Now... If you'll take a little time to look at the instructions on building the kit, you'll see the breadboard becomes a jumbled mess... Not stating anything badly about the Project Manager at Jameco... Just stating the truth.
What I have tried to do is clean up the breadboard by incorporating the decoupling capacitors directly on each voltage regulator, and include a small LED on the output side of each regulator to indicate the regulators are working. My thought was to create plug-and-play regulators for breadboard applications. Please see photos at: http://grpace.net/arduino/photos/breadboard/. There are front, back and top views of the breadboard layout.
I'm plugging a 9volt battery into the input/ground of the 7805. Metering the battery shows 8.6 volts. The issue I'm having is that I cannot get a solid, steady 5volt from the 7805. On the breadboard, the 3.3volt regulator is chained off the output of the 7805, which makes it unstable as well.
Again... being fairly new to this stuff, I would greatly appreciate any input on this. To me, it seems that it should work, but I may very well be wrong.
I'm not an expert, but I was watching some videos in YouTube, and I saw they always setup the voltage regulators like this:
For what I can see in your breadboard, you using same type of capacitor for input and output.
The image isn't clear enough, I mean, it's a great photo, but as far as I can see, on the voltage regulator with the yellow led, you have 1 leg of each capacitor, on the left leg of the voltage regulator (is that ground there, or the leg in the middle is ground) at least in the 7805 I have the ground is the middle leg, but perhaps that one is different.
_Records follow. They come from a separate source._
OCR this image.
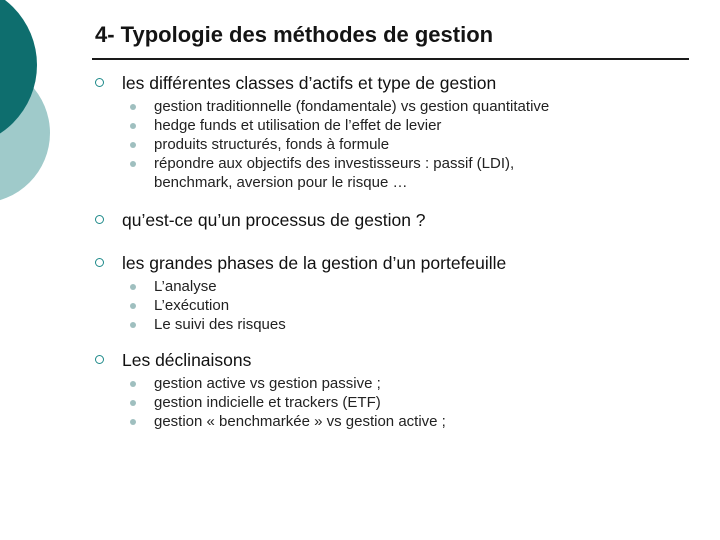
4- Typologie des méthodes de gestion
les différentes classes d’actifs et type de gestion
gestion traditionnelle (fondamentale) vs gestion quantitative
hedge funds et utilisation de l’effet de levier
produits structurés, fonds à formule
répondre aux objectifs des investisseurs : passif (LDI),
benchmark, aversion pour le risque …
qu’est-ce qu’un processus de gestion ?
les grandes phases de la gestion d’un portefeuille
L’analyse
L’exécution
Le suivi des risques
Les déclinaisons
gestion active vs gestion passive ;
gestion indicielle et trackers (ETF)
gestion « benchmarkée » vs gestion active ;
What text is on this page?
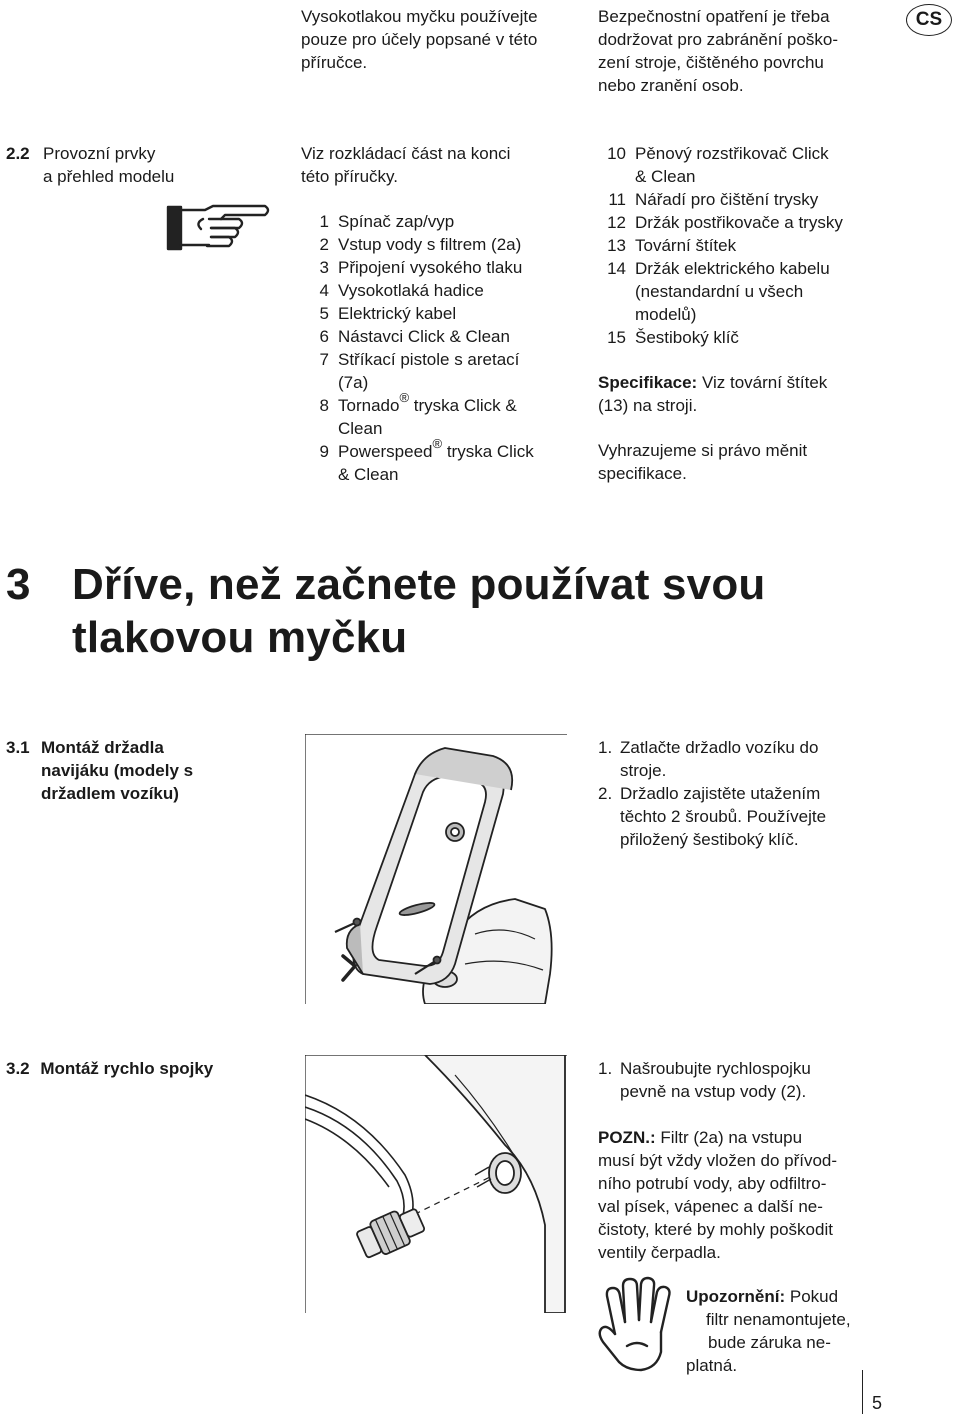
Vysokotlakou myčku používejte
pouze pro účely popsané v této
příručce.
Bezpečnostní opatření je třeba
dodržovat pro zabránění poško-
zení stroje, čištěného povrchu
nebo zranění osob.
CS
2.2 Provozní prvky
a přehled modelu
Viz rozkládací část na konci
této příručky.
1 Spínač zap/vyp
2 Vstup vody s filtrem (2a)
3 Připojení vysokého tlaku
4 Vysokotlaká hadice
5 Elektrický kabel
6 Nástavci Click & Clean
7 Stříkací pistole s aretací
(7a)
8 Tornado® tryska Click &
Clean
9 Powerspeed® tryska Click
& Clean
10 Pěnový rozstřikovač Click
& Clean
11 Nářadí pro čištění trysky
12 Držák postřikovače a trysky
13 Tovární štítek
14 Držák elektrického kabelu
(nestandardní u všech
modelů)
15 Šestiboký klíč
Specifikace: Viz tovární štítek
(13) na stroji.
Vyhrazujeme si právo měnit
specifikace.
3 Dříve, než začnete používat svou
tlakovou myčku
3.1 Montáž držadla
navijáku (modely s
držadlem vozíku)
1. Zatlačte držadlo vozíku do
stroje.
2. Držadlo zajistěte utažením
těchto 2 šroubů. Používejte
přiložený šestiboký klíč.
3.2 Montáž rychlo spojky	1. Našroubujte rychlospojku
pevně na vstup vody (2).
POZN.: Filtr (2a) na vstupu
musí být vždy vložen do přívod-
ního potrubí vody, aby odfiltro-
val písek, vápenec a další ne-
čistoty, které by mohly poškodit
ventily čerpadla.
Upozornění: Pokud
filtr nenamontujete,
bude záruka ne-
platná.
5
I think, if you make an schematic of what you connected and how you connected, there will be in the forum a lot of people that will be able to tell you if you doing something wrong or not
The regulator with the yellow LED is the 3.3 volt regulator. The caps on it are what the bare bones instructions from Jameco puts in the kit. And, yes, the pin-out is different on those regulators compared to the 7805s. I have taken care to try to make sure I connected everything correctly, and at the same time, clean up that breadboard.
To further elaborate...
The caps on each voltage regulator are what came with the kit from Jameco. 10uF caps on the 7805 and 10uF on the LM1117T-3.3. I still don't undesrtand why they are 2 different types of capacitors.
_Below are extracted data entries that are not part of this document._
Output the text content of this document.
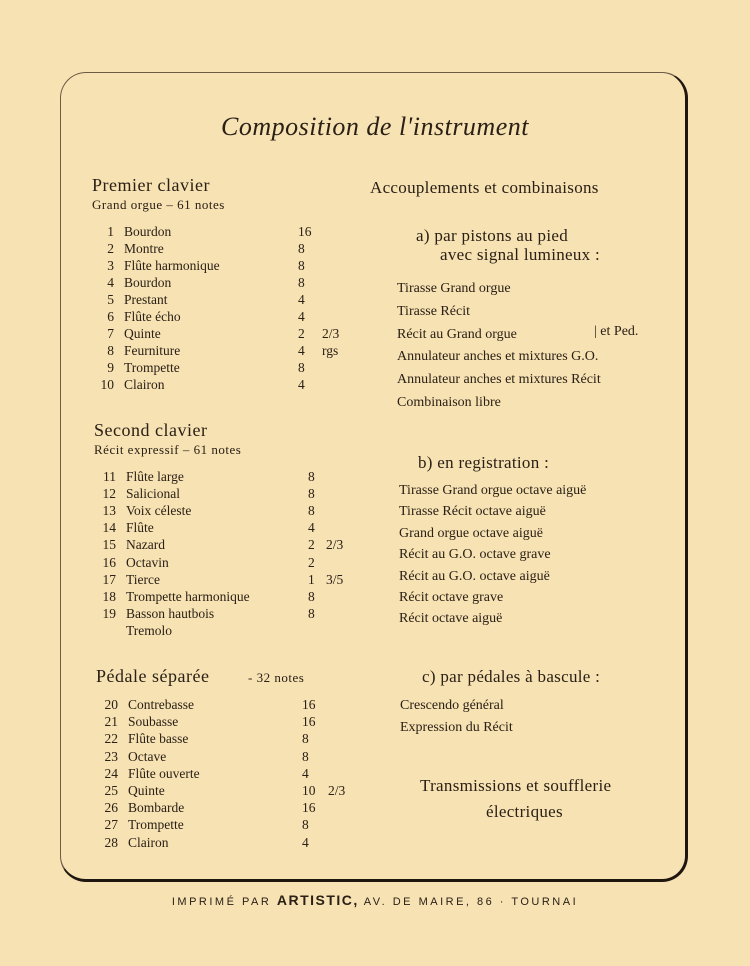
Composition de l'instrument
Premier clavier
Grand orgue – 61 notes
1 Bourdon	16
2 Montre	8
3 Flûte harmonique	8
4 Bourdon	8
5 Prestant	4
6 Flûte écho	4
7 Quinte	2 2/3
8 Feurniture	4 rgs
9 Trompette	8
10 Clairon	4
Second clavier
Récit expressif – 61 notes
11 Flûte large	8
12 Salicional	8
13 Voix céleste	8
14 Flûte	4
15 Nazard	2 2/3
16 Octavin	2
17 Tierce	1 3/5
18 Trompette harmonique	8
19 Basson hautbois	8
Tremolo
Pédale séparée	- 32 notes
20 Contrebasse	16
21 Soubasse	16
22 Flûte basse	8
23 Octave	8
24 Flûte ouverte	4
25 Quinte	10 2/3
26 Bombarde	16
27 Trompette	8
28 Clairon	4
Accouplements et combinaisons
a) par pistons au pied
avec signal lumineux :
Tirasse Grand orgue
Tirasse Récit
Récit au Grand orgue
Annulateur anches et mixtures G.O.
Annulateur anches et mixtures Récit
Combinaison libre
| et Ped.
b) en registration :
Tirasse Grand orgue octave aiguë
Tirasse Récit octave aiguë
Grand orgue octave aiguë
Récit au G.O. octave grave
Récit au G.O. octave aiguë
Récit octave grave
Récit octave aiguë
c) par pédales à bascule :
Crescendo général
Expression du Récit
Transmissions et soufflerie
électriques
IMPRIMÉ PAR ARTISTIC, AV. DE MAIRE, 86 · TOURNAI
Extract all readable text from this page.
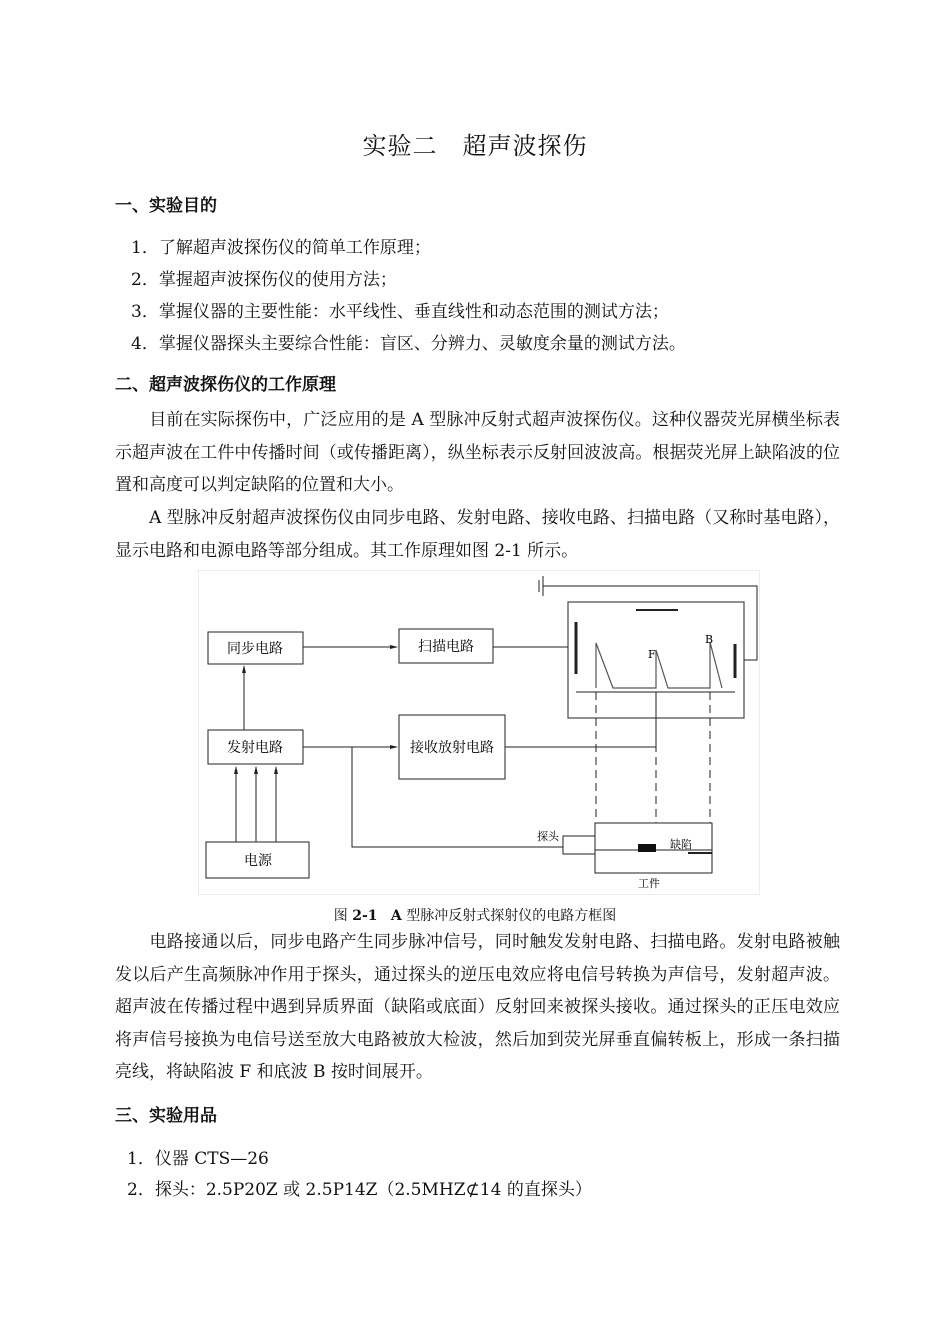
实验二　超声波探伤
一、实验目的
1．了解超声波探伤仪的简单工作原理；
2．掌握超声波探伤仪的使用方法；
3．掌握仪器的主要性能：水平线性、垂直线性和动态范围的测试方法；
4．掌握仪器探头主要综合性能：盲区、分辨力、灵敏度余量的测试方法。
二、超声波探伤仪的工作原理
　　目前在实际探伤中，广泛应用的是 A 型脉冲反射式超声波探伤仪。这种仪器荧光屏横坐标表示超声波在工件中传播时间（或传播距离），纵坐标表示反射回波波高。根据荧光屏上缺陷波的位置和高度可以判定缺陷的位置和大小。
　　A 型脉冲反射超声波探伤仪由同步电路、发射电路、接收电路、扫描电路（又称时基电路），显示电路和电源电路等部分组成。其工作原理如图 2-1 所示。
同步电路	扫描电路
发射电路	接收放射电路
电源
F
B
探头
缺陷
工件
图 2-1 A 型脉冲反射式探射仪的电路方框图
　　电路接通以后，同步电路产生同步脉冲信号，同时触发发射电路、扫描电路。发射电路被触发以后产生高频脉冲作用于探头，通过探头的逆压电效应将电信号转换为声信号，发射超声波。超声波在传播过程中遇到异质界面（缺陷或底面）反射回来被探头接收。通过探头的正压电效应将声信号接换为电信号送至放大电路被放大检波，然后加到荧光屏垂直偏转板上，形成一条扫描亮线，将缺陷波 F 和底波 B 按时间展开。
三、实验用品
1．仪器 CTS—26
2．探头：2.5P20Z 或 2.5P14Z（2.5MHZ⊄14 的直探头）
Disconnect everything from the 7805 till you get it right.
[With the leads pointing down, looking at the labelled face, they're In-Gnd-Out, and the tab is Gnd.]
I think the Negative terminal of each cap should go into the "-" bus. The positive terminal of one should go to the Input and the other's should go to the Output. (Maybe none at all on the output vs the 10uF supplied?)
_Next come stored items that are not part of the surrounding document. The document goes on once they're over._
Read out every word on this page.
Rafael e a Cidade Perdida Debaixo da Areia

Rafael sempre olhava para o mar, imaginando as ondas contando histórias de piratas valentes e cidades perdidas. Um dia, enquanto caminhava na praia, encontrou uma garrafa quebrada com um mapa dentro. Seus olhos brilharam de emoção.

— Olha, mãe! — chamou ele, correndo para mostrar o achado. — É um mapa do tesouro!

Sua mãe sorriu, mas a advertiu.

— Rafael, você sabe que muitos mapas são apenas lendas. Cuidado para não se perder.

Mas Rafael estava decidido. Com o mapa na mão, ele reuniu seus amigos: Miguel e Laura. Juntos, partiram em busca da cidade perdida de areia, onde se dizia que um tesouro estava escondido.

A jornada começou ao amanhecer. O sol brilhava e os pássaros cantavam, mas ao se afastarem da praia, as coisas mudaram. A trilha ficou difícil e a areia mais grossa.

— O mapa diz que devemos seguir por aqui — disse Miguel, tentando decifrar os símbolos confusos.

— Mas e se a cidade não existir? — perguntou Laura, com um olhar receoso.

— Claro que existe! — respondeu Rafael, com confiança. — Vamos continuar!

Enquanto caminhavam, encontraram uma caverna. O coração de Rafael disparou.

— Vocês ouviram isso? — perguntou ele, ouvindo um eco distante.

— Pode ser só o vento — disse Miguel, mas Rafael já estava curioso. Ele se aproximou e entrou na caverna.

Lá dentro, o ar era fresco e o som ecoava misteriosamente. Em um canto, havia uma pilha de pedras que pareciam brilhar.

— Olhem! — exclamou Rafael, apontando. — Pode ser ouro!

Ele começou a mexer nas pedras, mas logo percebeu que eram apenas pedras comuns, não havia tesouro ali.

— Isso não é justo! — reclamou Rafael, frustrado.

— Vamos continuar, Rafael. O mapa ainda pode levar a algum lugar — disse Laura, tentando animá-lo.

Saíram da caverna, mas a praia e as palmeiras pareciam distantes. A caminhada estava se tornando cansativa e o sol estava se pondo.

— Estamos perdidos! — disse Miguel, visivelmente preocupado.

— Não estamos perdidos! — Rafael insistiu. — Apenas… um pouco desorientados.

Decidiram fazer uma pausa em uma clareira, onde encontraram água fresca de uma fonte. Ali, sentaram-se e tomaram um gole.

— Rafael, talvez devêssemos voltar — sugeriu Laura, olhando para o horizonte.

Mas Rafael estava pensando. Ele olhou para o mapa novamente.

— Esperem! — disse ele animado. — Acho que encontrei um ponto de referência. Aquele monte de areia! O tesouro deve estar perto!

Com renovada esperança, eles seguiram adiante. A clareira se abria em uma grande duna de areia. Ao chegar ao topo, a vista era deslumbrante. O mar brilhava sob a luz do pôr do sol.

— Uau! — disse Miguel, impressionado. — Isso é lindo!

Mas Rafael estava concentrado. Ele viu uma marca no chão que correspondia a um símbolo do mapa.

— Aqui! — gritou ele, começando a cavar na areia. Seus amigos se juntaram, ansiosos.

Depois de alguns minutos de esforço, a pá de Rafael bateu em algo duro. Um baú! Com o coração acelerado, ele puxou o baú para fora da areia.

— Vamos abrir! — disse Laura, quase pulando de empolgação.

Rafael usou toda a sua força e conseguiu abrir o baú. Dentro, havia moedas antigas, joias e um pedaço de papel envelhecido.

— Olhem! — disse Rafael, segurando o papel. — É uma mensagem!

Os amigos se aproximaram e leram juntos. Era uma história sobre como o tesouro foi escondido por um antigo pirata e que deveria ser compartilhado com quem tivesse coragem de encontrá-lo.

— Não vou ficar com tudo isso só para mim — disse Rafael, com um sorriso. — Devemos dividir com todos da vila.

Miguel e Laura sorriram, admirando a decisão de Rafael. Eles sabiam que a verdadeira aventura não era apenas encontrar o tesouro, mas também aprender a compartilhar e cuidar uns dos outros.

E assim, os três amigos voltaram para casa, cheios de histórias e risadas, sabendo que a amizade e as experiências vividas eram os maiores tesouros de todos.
I guess they have the Out connected to the "+" bus.
Thank You, Runaway Pancake for your input on this matter.
I didn't like their setup, either. Their breadboard is a jumbled mess.
I can somewhat agree that the LEDs in the heat sink may not be good form... However my thoughts were to do it that way as a plug-and-play use for quick-and dirty breadboard testing... Not for long-term use.
I think the Negative terminal of each cap should go into the "-" bus. The positive terminal of one should go to the Input and the other's should go to the Output. (Maybe none at all on the output vs the 10uF supplied?)
I have ensured they are setup this way. A careful look at the photos should show this.
I guess they have the Out connected to the "+" bus.
Based on what I can see from their breadboard setup, I don't see that as true. And based on my breadboard setup, I don't think I made that mistake.
I'm wondering if it's not bad regulators to begin with.
And again...
Going back to the initial question...
Is there anything technically wrong with setting up the voltage regulators this way for short-term breadboard use ??